Photography Composition – make your picture a work of art
- photography composition
Learn the basics of how to arrange your picture. Putting your subject in the center does not necessarily make the best picture. There is something in photography called the “rule of thirds” which means that you divide your picture into thirds (vertically or horizontally). Think of a tic-tac-toe grid. Some cameras enable you to turn the grid on and off to help you compose your shot.
- Shoot your subject a little off center out of the bulls-eye.
- Use a plain background for medium and close up shoots.
- Avoid unnecessary objects intruding in the picture. When someone or something intrudes into the shot they call it “photo-bombing” and is the antithesis of a good portrait.
Photography Lighting Tips
Photography literally means “drawing with light.” Knowing where the light is, what kind of light it is and how the light affects your subject is one of the fundamentals of great photography. Something as simple as turning 90 degrees from the light source you can have a dramatic effect on your picture. Most digital SLR cameras have settings to compensate for different types of light such as bright sunlight, soft light and fluorescent light.
- photography lighting tips
Part of understanding light is learning how and when to use a flash. The flash is meant to illuminate a dark surface.

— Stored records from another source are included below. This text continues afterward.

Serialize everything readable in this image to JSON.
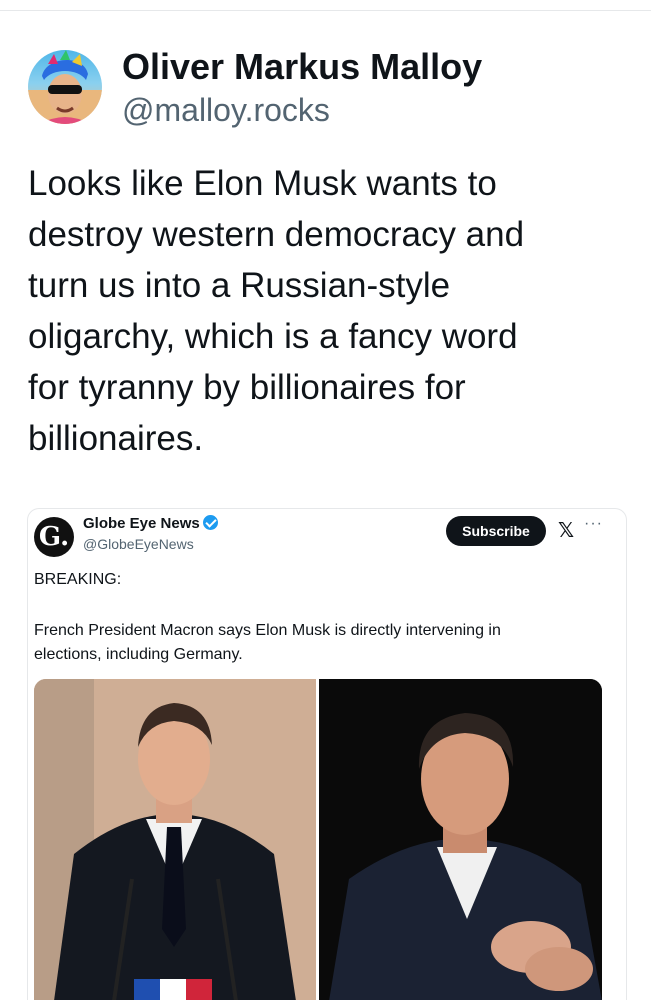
{
  "post": {
    "author_name": "Oliver Markus Malloy",
    "author_handle": "@malloy.rocks",
    "text_lines": [
      "Looks like Elon Musk wants to",
      "destroy western democracy and",
      "turn us into a Russian-style",
      "oligarchy, which is a fancy word",
      "for tyranny by billionaires for",
      "billionaires."
    ]
  },
  "embed": {
    "logo_letter": "G.",
    "account_name": "Globe Eye News",
    "account_handle": "@GlobeEyeNews",
    "subscribe_label": "Subscribe",
    "x_logo": "𝕏",
    "more_glyph": "···",
    "breaking_label": "BREAKING:",
    "headline_lines": [
      "French President Macron says Elon Musk is directly intervening in",
      "elections, including Germany."
    ],
    "icons": [
      "verified-badge-icon",
      "x-logo-icon",
      "more-options-icon"
    ]
  },
  "colors": {
    "text_primary": "#0f1419",
    "text_secondary": "#536471",
    "verified_blue": "#1d9bf0",
    "subscribe_bg": "#0f1419"
  }
}
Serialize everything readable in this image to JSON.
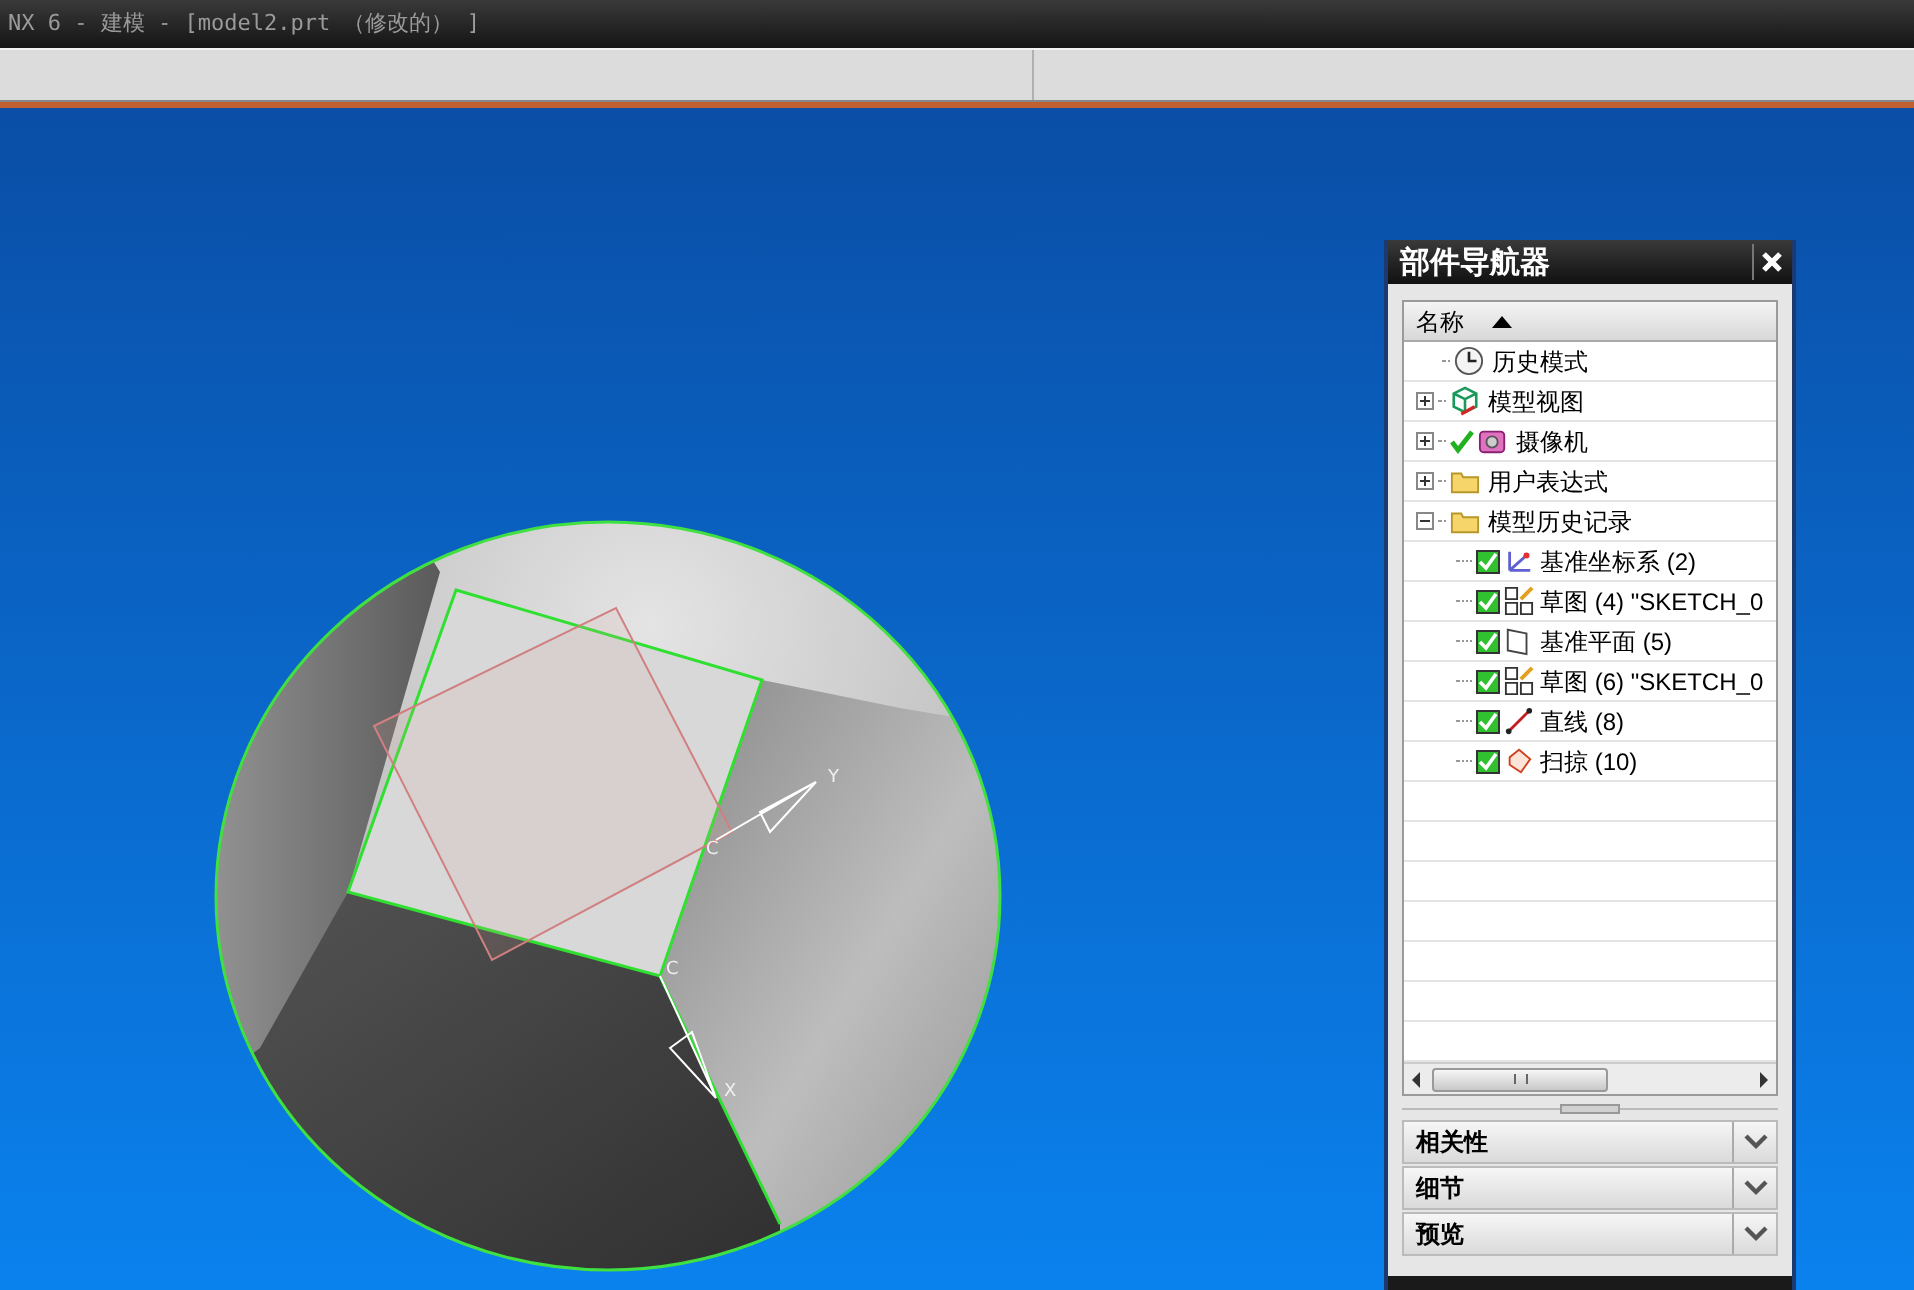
{
  "window": {
    "title": "NX 6 - 建模 - [model2.prt （修改的） ]"
  },
  "viewport": {
    "axis_labels": [
      "Y",
      "C",
      "C",
      "X"
    ]
  },
  "navigator": {
    "title": "部件导航器",
    "column": "名称",
    "tree": [
      {
        "label": "历史模式",
        "kind": "clock",
        "current": false
      },
      {
        "label": "模型视图",
        "kind": "cube",
        "expanded": false,
        "current": false
      },
      {
        "label": "摄像机",
        "kind": "camera",
        "expanded": false,
        "current": true
      },
      {
        "label": "用户表达式",
        "kind": "folder",
        "expanded": false,
        "current": false
      },
      {
        "label": "模型历史记录",
        "kind": "folder",
        "expanded": true,
        "current": false,
        "children": [
          {
            "label": "基准坐标系 (2)",
            "kind": "csys",
            "checked": true
          },
          {
            "label": "草图 (4) \"SKETCH_0",
            "kind": "sketch",
            "checked": true
          },
          {
            "label": "基准平面 (5)",
            "kind": "plane",
            "checked": true
          },
          {
            "label": "草图 (6) \"SKETCH_0",
            "kind": "sketch",
            "checked": true
          },
          {
            "label": "直线 (8)",
            "kind": "line",
            "checked": true
          },
          {
            "label": "扫掠 (10)",
            "kind": "sweep",
            "checked": true
          }
        ]
      }
    ],
    "sections": [
      {
        "label": "相关性",
        "expanded": false
      },
      {
        "label": "细节",
        "expanded": false
      },
      {
        "label": "预览",
        "expanded": false
      }
    ]
  }
}
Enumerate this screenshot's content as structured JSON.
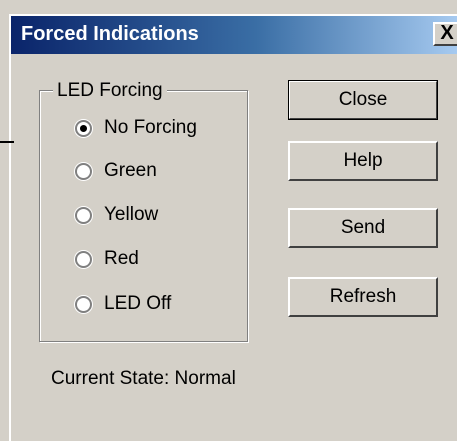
{
  "dialog": {
    "title": "Forced Indications",
    "close_glyph": "X"
  },
  "led_group": {
    "label": "LED Forcing",
    "options": [
      {
        "label": "No Forcing",
        "checked": true
      },
      {
        "label": "Green",
        "checked": false
      },
      {
        "label": "Yellow",
        "checked": false
      },
      {
        "label": "Red",
        "checked": false
      },
      {
        "label": "LED Off",
        "checked": false
      }
    ]
  },
  "buttons": {
    "close": "Close",
    "help": "Help",
    "send": "Send",
    "refresh": "Refresh"
  },
  "status": {
    "text": "Current State: Normal"
  },
  "colors": {
    "face": "#d4d0c8",
    "title_start": "#0a246a",
    "title_end": "#a6caf0"
  }
}
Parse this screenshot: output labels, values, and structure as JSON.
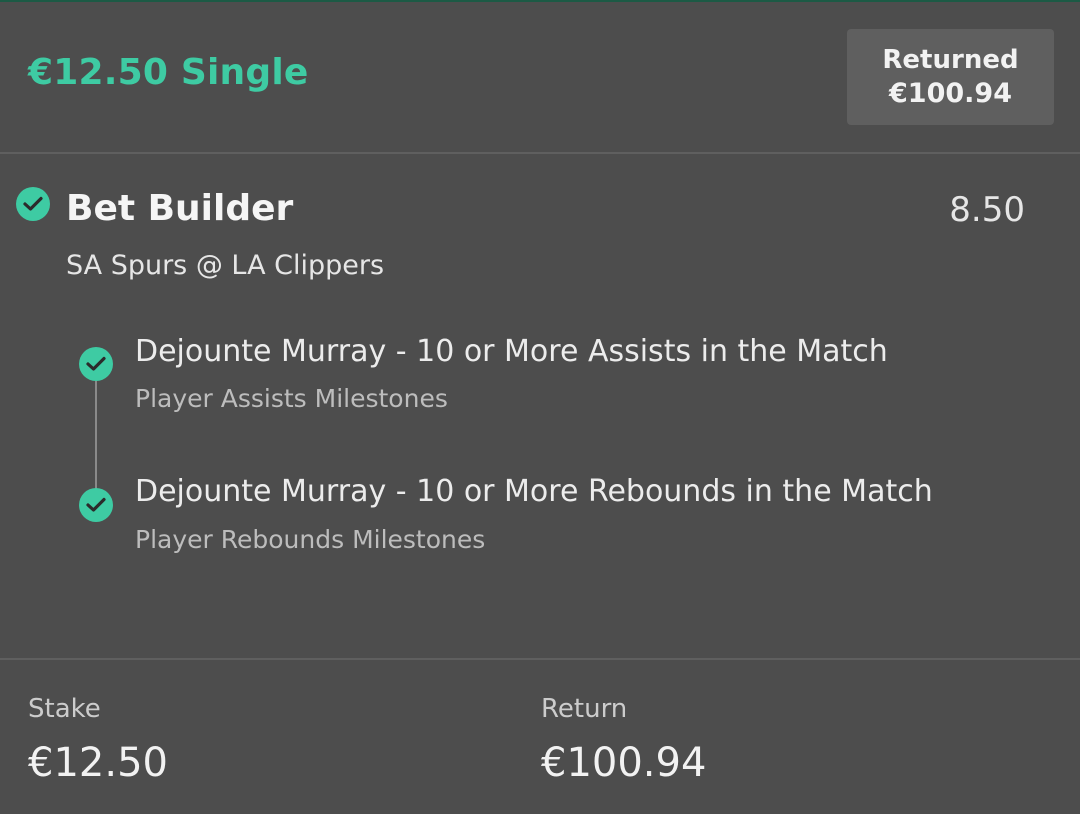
{
  "bet": {
    "title": "€12.50 Single",
    "returned_label": "Returned",
    "returned_value": "€100.94",
    "market": "Bet Builder",
    "odds": "8.50",
    "event": "SA Spurs @ LA Clippers",
    "status_icon": "check-circle-icon",
    "legs": [
      {
        "selection": "Dejounte Murray - 10 or More Assists in the Match",
        "market": "Player Assists Milestones",
        "status_icon": "check-circle-icon"
      },
      {
        "selection": "Dejounte Murray - 10 or More Rebounds in the Match",
        "market": "Player Rebounds Milestones",
        "status_icon": "check-circle-icon"
      }
    ]
  },
  "footer": {
    "stake_label": "Stake",
    "stake_value": "€12.50",
    "return_label": "Return",
    "return_value": "€100.94"
  },
  "colors": {
    "background": "#4d4d4d",
    "accent": "#3ecba3",
    "returned_box": "#5f5f5f"
  }
}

This may be used in a general low light setting but it is also used as “fill flash” to fill in the shadows on a bright sunny day. For example, if you are taking someones picture on a bright sunny day with the sun high in the sky and your subject’s back is toward the sun, their face will be in shadow. If you snap the picture everything around them and behind them will be perfectly exposed but the face will be in shadow. By setting your flash to “ON” it will automatically fire when you take the picture and remove the shadow. So flash is used in both bright and low light conditions.
Learn through Experimentation
Probably the biggest advantage of digital photography is that you can take a thousand pictures at no cost (sorry Kodak) so snap away and compare different, settings, lighting, angles and anything else you can try. Use a notebook to test various settings on a single subject while recording each setting and photograph number. This way you can compare and learn what each setting does and how it affects your final result. If you do not write them down you will definitely forget how you set your camera up.
This is a good time to set up “bracketing” in your camera. Bracketing is where you (or your camera) will take a series, usually, 3 shots at 3 different speeds or aperture settings to get the perfect shot. It is the same reason professional photographers take hundreds of shoots of the same model and pose, so they can be sure that they have at least one great shot.
Use a Camera Tripod
A tripod will help you get clear sharp photos while giving you time to compose your shots.
Anytime you are using macro for extreme closeups or you are taking low light pictures without flash you definitely need a tripod to keep the camera from shaking.Learn to use the self-timer to click the shutter for these kinds of shots because your finger can shake the camera even on a tripod.
Keep Your Camera With You.
- keep your camera, cant miss moment like this
It is better to have it and not need it then need it and not have it. You might just get that once in a lifetime shot if you just have your camera with you, besides, practice makes perfect. Need any more clichés?